The economic downturn has brought an unexpected bonus: the sight of grown men on scooters has disappeared from the streets of Silicon Valley.
The symbol of the dotcom craze, the scooter and short baggy pants, has at last gone the way of the Bay City Rollers, the Rubik's cube and the plastic boob tube.
Analysts who find the time to ponder such things have concluded that the only reason for the scooter slump is that the push cyclists have shifted to more traditional modes of transport because they are miserable about their job prospects.
"Scooters were all about happiness and fun.
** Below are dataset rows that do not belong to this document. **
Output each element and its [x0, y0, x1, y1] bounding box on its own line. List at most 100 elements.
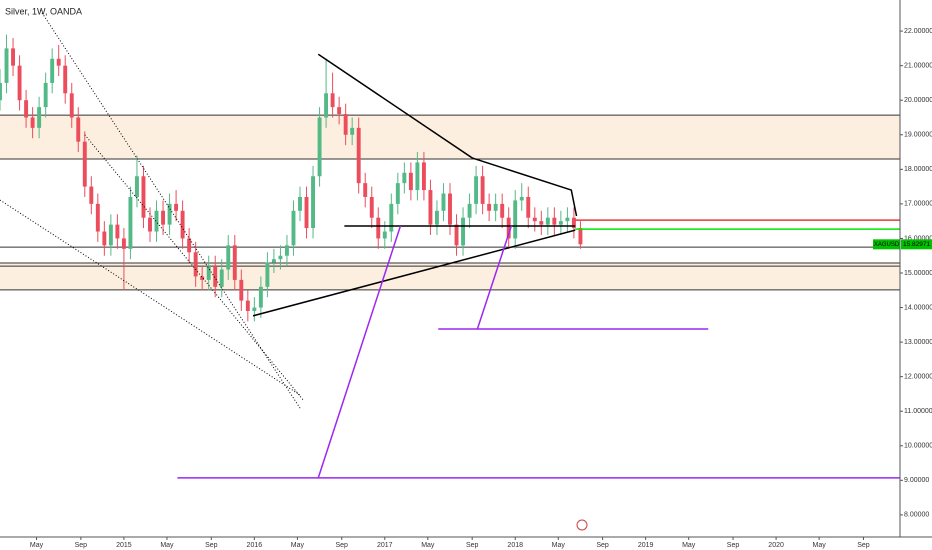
- candle-body: [226, 245, 231, 270]
- y-tick-label: 20.00000: [904, 97, 932, 104]
- candle-body: [89, 186, 94, 204]
- candle-body: [441, 193, 446, 211]
- candle-body: [421, 162, 426, 191]
- candle-body: [258, 286, 263, 308]
- candle-body: [252, 307, 257, 312]
- candle-body: [467, 203, 472, 218]
- y-tick-label: 15.00000: [904, 270, 932, 277]
- x-tick-label: Sep: [75, 542, 88, 549]
- candle-body: [95, 203, 100, 232]
- symbol-tag: [873, 239, 900, 250]
- x-tick-label: 2017: [377, 542, 393, 549]
- y-tick-label: 14.00000: [904, 304, 932, 311]
- candle-body: [356, 127, 361, 184]
- trend-line: [40, 10, 301, 409]
- x-tick-label: May: [30, 542, 44, 549]
- x-tick-label: May: [291, 542, 305, 549]
- y-tick-label: 18.00000: [904, 166, 932, 173]
- x-tick-label: Sep: [857, 542, 870, 549]
- candle-body: [37, 107, 42, 128]
- candle-body: [474, 176, 479, 204]
- candle-body: [578, 228, 583, 245]
- candle-body: [128, 196, 133, 249]
- x-tick-label: Sep: [596, 542, 609, 549]
- candle-body: [17, 65, 22, 101]
- symbol-label: XAGUSD: [874, 242, 900, 248]
- candle-body: [102, 231, 107, 246]
- trend-line: [317, 225, 402, 479]
- trend-line: [317, 53, 578, 217]
- candle-body: [395, 183, 400, 204]
- x-tick-label: May: [682, 542, 696, 549]
- candle-body: [389, 203, 394, 232]
- candle-body: [461, 217, 465, 246]
- candle-body: [187, 238, 192, 253]
- candle-body: [121, 238, 126, 249]
- candle-body: [337, 107, 342, 115]
- drawings: XAGUSD: [0, 10, 900, 479]
- candle-body: [76, 117, 81, 142]
- candle-body: [519, 196, 524, 201]
- candle-body: [454, 224, 459, 246]
- candle-body: [30, 117, 35, 128]
- candle-body: [298, 196, 302, 211]
- candle-body: [487, 203, 492, 211]
- candle-body: [317, 117, 322, 177]
- candle-body: [363, 183, 368, 197]
- x-tick-label: May: [160, 542, 174, 549]
- candle-body: [11, 48, 15, 66]
- candle-body: [565, 217, 570, 222]
- x-tick-label: Sep: [336, 542, 349, 549]
- candle-body: [408, 172, 413, 191]
- price-tag: [901, 239, 932, 250]
- price-axis-bg: [900, 0, 932, 550]
- chart-title: Silver, 1W, OANDA: [5, 6, 82, 16]
- candle-body: [271, 259, 276, 263]
- candle-body: [532, 217, 537, 222]
- y-tick-label: 9.00000: [904, 477, 929, 484]
- bands: [0, 115, 900, 290]
- candle-body: [330, 93, 335, 108]
- y-tick-label: 10.00000: [904, 443, 932, 450]
- y-tick-label: 21.00000: [904, 63, 932, 70]
- candle-body: [311, 176, 315, 229]
- candle-body: [115, 224, 120, 239]
- candle-body: [69, 93, 74, 118]
- candle-body: [343, 114, 348, 135]
- x-tick-label: 2015: [116, 542, 132, 549]
- x-tick-label: Sep: [727, 542, 740, 549]
- candle-body: [154, 210, 159, 232]
- candle-body: [108, 224, 113, 246]
- candle-body: [63, 65, 68, 94]
- zone: [0, 262, 900, 290]
- candle-body: [324, 93, 329, 118]
- candle-body: [141, 176, 146, 218]
- candle-body: [382, 231, 387, 239]
- candle-body: [480, 176, 485, 204]
- candle-body: [24, 100, 29, 118]
- candle-body: [448, 193, 452, 225]
- candle-body: [148, 217, 152, 232]
- candle-body: [82, 141, 87, 187]
- candle-body: [304, 196, 309, 229]
- candle-body: [558, 221, 563, 225]
- candle-body: [50, 58, 55, 83]
- candle-body: [161, 210, 165, 225]
- candle-body: [376, 217, 381, 239]
- candle-body: [500, 203, 505, 218]
- candle-body: [539, 221, 544, 225]
- zone: [0, 115, 900, 159]
- candle-body: [245, 300, 250, 312]
- y-tick-label: 12.00000: [904, 374, 932, 381]
- candle-body: [350, 127, 355, 135]
- candle-body: [415, 162, 420, 191]
- x-tick-label: May: [813, 542, 827, 549]
- candle-body: [4, 48, 9, 83]
- x-tick-label: 2016: [247, 542, 263, 549]
- x-tick-label: 2020: [768, 542, 784, 549]
- y-tick-label: 8.00000: [904, 512, 929, 519]
- candle-body: [232, 245, 237, 280]
- candle-body: [526, 196, 531, 218]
With all the job cuts in Silicon Valley and [the events of] 11 September, no one is feeling fun anymore," said Valley-based analyst Peter Scot of Jones and Cartwright.
Even scooter advocates like San Francisco online learning company DigitalThink, which still has 300 scooters allowing staff to 'link' their offices, admits that its days are numbered.
DigitalThink spokeswoman Monica Noordam said the scooters were seen as "cool, hip and fun", but that the fad was now over.
San Francisco retailer Sharper Image has reported a 20 per cent drop in sales and blamed the dotcom nose dive for the bottom dropping out of its scooter trade.
Nationally, scooter sales peaked last Christmas and it has been estimated that more than 12 million were made in the US alone.